En Hırslı Alien Filmi

Temelinde Alien serisinin tüm filmleri, belirli bir formülü takip etmiştir. Genellikle uzay gemisi olmak üzere, bir mekâna sızan yaratık, insanları katleder fakat en son hayatta kalan bir veya bir avuç kişiye ulaşamaz ve onun tarafından öldürülür. Serinin felsefî bağlamını en çok, hatta belki de tek kullanan etabı Prometheus da ilginç bir şekilde tüm o yaratıcı-yaratılan ilişkisini irdelemesine rağmen söz konusu formüle başvurmuştu.

Bu elbette kötü bir durum değil. En nihayetinde salt bir bilimkurgu değil, aynı zamanda gerilim filmi izliyoruz. Bu noktada, Alien: Covenant’ı film boyunca etkisi altına alan yüksek voltajlı bir gerilim olduğunu söylemek mümkün. Evet, yine xenomorph’lar var. Yine yaratıklar var. Yine bir gemi var ve bol bol ölüm var. Peki Ridley Scott, bu sefer filmi nasıl formüle etti?

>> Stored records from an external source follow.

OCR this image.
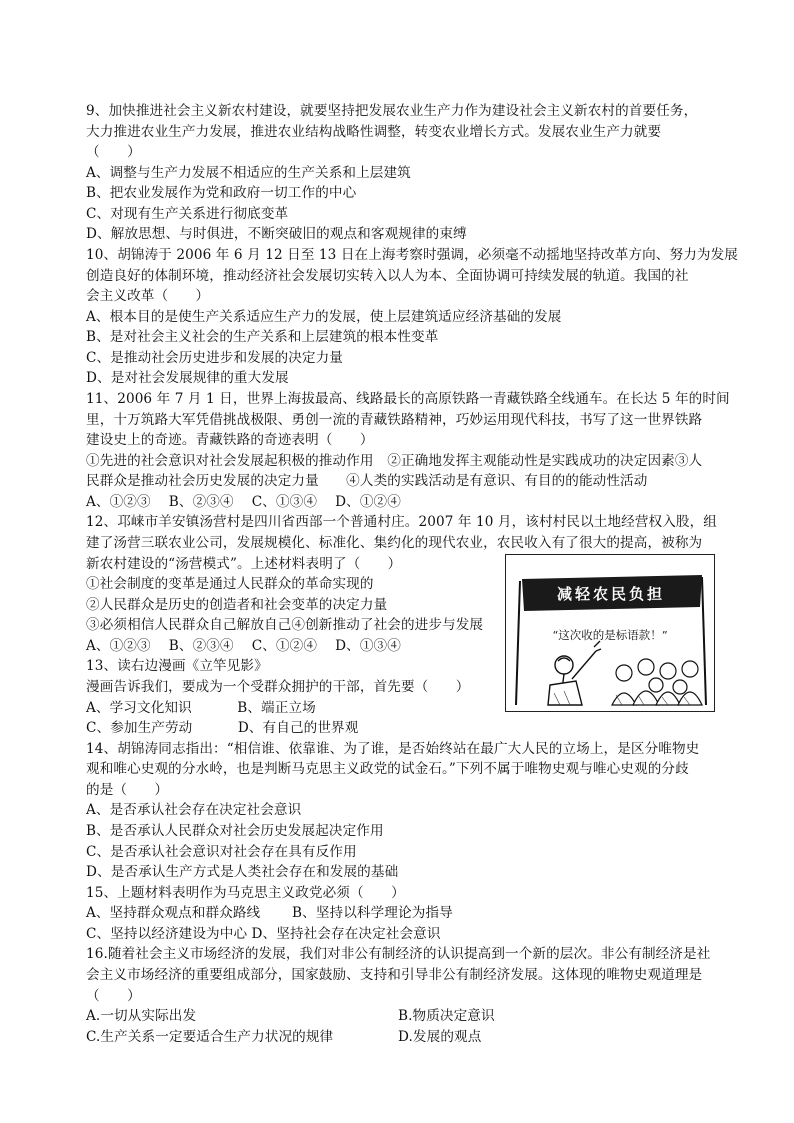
9、加快推进社会主义新农村建设，就要坚持把发展农业生产力作为建设社会主义新农村的首要任务，
大力推进农业生产力发展，推进农业结构战略性调整，转变农业增长方式。发展农业生产力就要
（　　）
A、调整与生产力发展不相适应的生产关系和上层建筑
B、把农业发展作为党和政府一切工作的中心
C、对现有生产关系进行彻底变革
D、解放思想、与时俱进，不断突破旧的观点和客观规律的束缚
10、胡锦涛于 2006 年 6 月 12 日至 13 日在上海考察时强调，必须毫不动摇地坚持改革方向、努力为发展
创造良好的体制环境，推动经济社会发展切实转入以人为本、全面协调可持续发展的轨道。我国的社
会主义改革（　　）
A、根本目的是使生产关系适应生产力的发展，使上层建筑适应经济基础的发展
B、是对社会主义社会的生产关系和上层建筑的根本性变革
C、是推动社会历史进步和发展的决定力量
D、是对社会发展规律的重大发展
11、2006 年 7 月 1 日，世界上海拔最高、线路最长的高原铁路一青藏铁路全线通车。在长达 5 年的时间
里，十万筑路大军凭借挑战极限、勇创一流的青藏铁路精神，巧妙运用现代科技，书写了这一世界铁路
建设史上的奇迹。青藏铁路的奇迹表明（　　）
①先进的社会意识对社会发展起积极的推动作用　②正确地发挥主观能动性是实践成功的决定因素③人
民群众是推动社会历史发展的决定力量　　④人类的实践活动是有意识、有目的的能动性活动
A、①②③　 B、②③④　 C、①③④　 D、①②④
12、邛崃市羊安镇汤营村是四川省西部一个普通村庄。2007 年 10 月，该村村民以土地经营权入股，组
建了汤营三联农业公司，发展规模化、标准化、集约化的现代农业，农民收入有了很大的提高，被称为
新农村建设的“汤营模式”。上述材料表明了（　　）
①社会制度的变革是通过人民群众的革命实现的
②人民群众是历史的创造者和社会变革的决定力量
③必须相信人民群众自己解放自己④创新推动了社会的进步与发展
A、①②③　 B、②③④　 C、①②④　 D、①③④
13、读右边漫画《立竿见影》
漫画告诉我们，要成为一个受群众拥护的干部，首先要（　　）
A、学习文化知识　　　 B、端正立场
C、参加生产劳动　　　 D、有自己的世界观
14、胡锦涛同志指出：“相信谁、依靠谁、为了谁，是否始终站在最广大人民的立场上，是区分唯物史
观和唯心史观的分水岭，也是判断马克思主义政党的试金石。”下列不属于唯物史观与唯心史观的分歧
的是（　　）
A、是否承认社会存在决定社会意识
B、是否承认人民群众对社会历史发展起决定作用
C、是否承认社会意识对社会存在具有反作用
D、是否承认生产方式是人类社会存在和发展的基础
15、上题材料表明作为马克思主义政党必须（　　）
A、坚持群众观点和群众路线　　 B、坚持以科学理论为指导
C、坚持以经济建设为中心 D、坚持社会存在决定社会意识
16.随着社会主义市场经济的发展，我们对非公有制经济的认识提高到一个新的层次。非公有制经济是社
会主义市场经济的重要组成部分，国家鼓励、支持和引导非公有制经济发展。这体现的唯物史观道理是
（　　）
A.一切从实际出发	B.物质决定意识
C.生产关系一定要适合生产力状况的规律	D.发展的观点
减轻农民负担
“这次收的是标语款！”
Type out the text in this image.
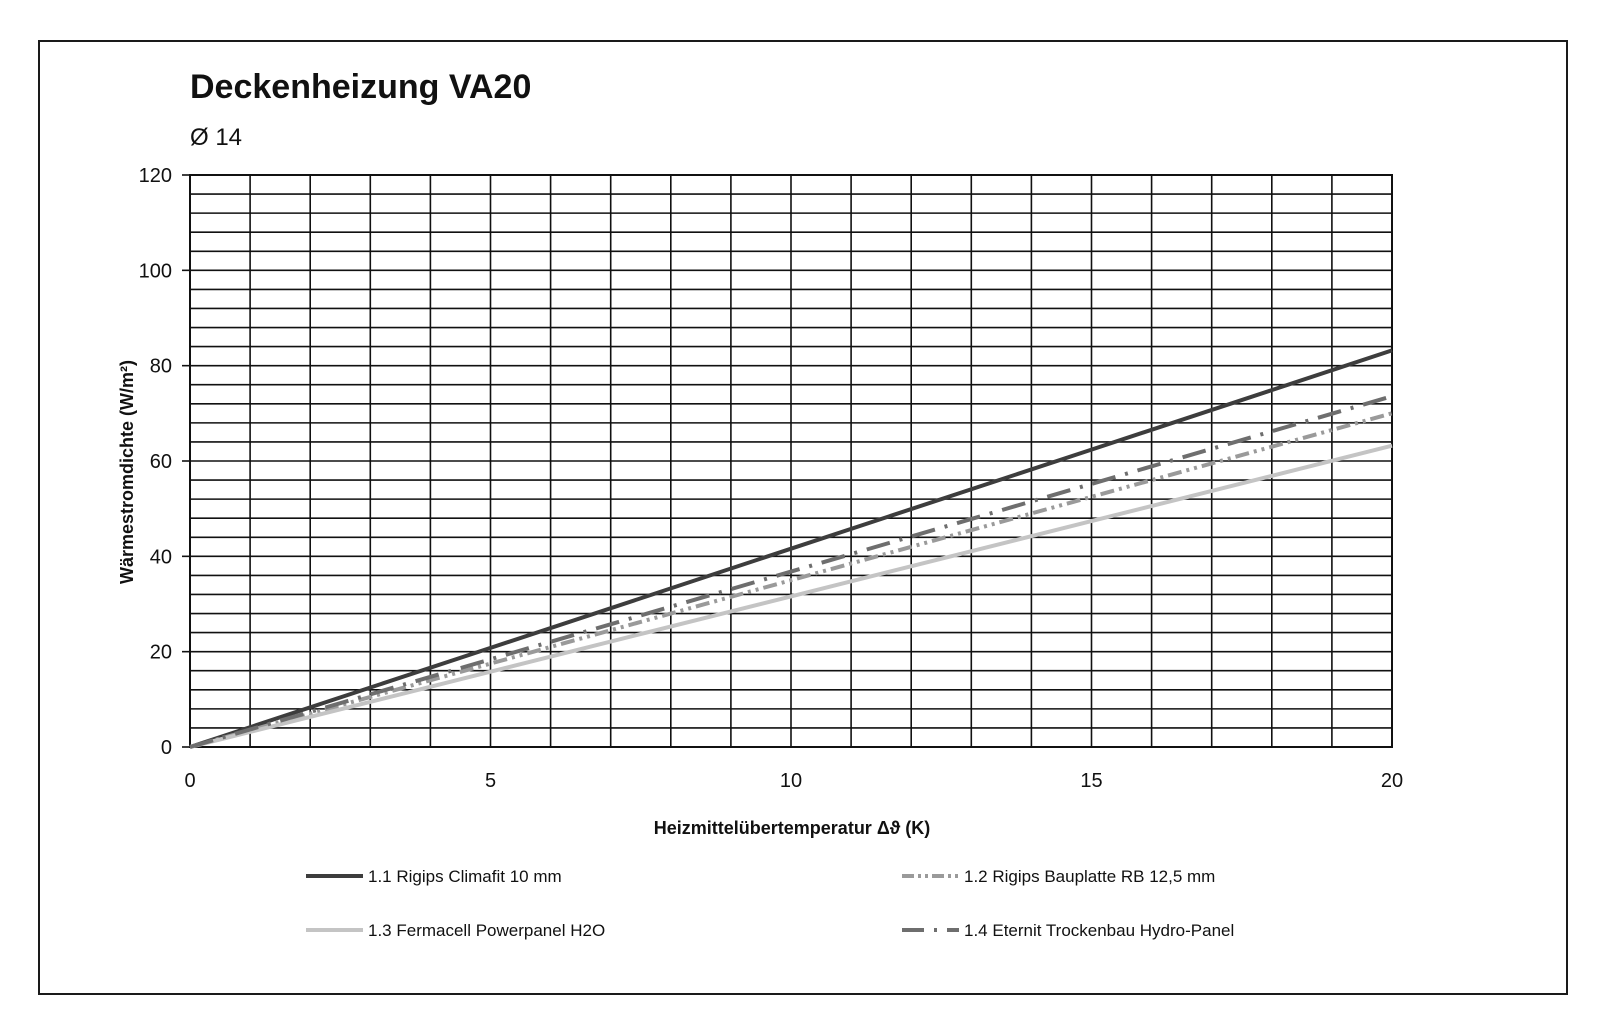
Deckenheizung VA20
Ø 14
0	5	10	15	20
0
20
40
60
80
100
120
Heizmittelübertemperatur Δϑ (K)
Wärmestromdichte (W/m²)
1.1 Rigips Climafit 10 mm	1.2 Rigips Bauplatte RB 12,5 mm
1.3 Fermacell Powerpanel H2O	1.4 Eternit Trockenbau Hydro-Panel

Alien: Covenant, Prometheus’tan 10 yıl sonra, 2104 yılında geçiyor. Covenant adı verilen gemide, mürettebata ek olarak 2000 kadar kolonist, derin uyku hâlindeyken onlarca embriyo, gelecek için hazırda bekliyor. Ancak yaşanan talihsizlik sonucu, gemi gitmesi gereken orijinal varış noktası Origae-6’ya ulaşamadan bir başka gezegene iniş yapmak zorunda kalıyor. Dünya dışı hayat bulmak için uzaya açılan grup, kendini onlar için bambaşka, bizim için tanıdık bir mücadelenin içinde buluyor. Öyle ki, özellikle ikinci perdeye kadar olan kısım, biraz fazla tanıdık.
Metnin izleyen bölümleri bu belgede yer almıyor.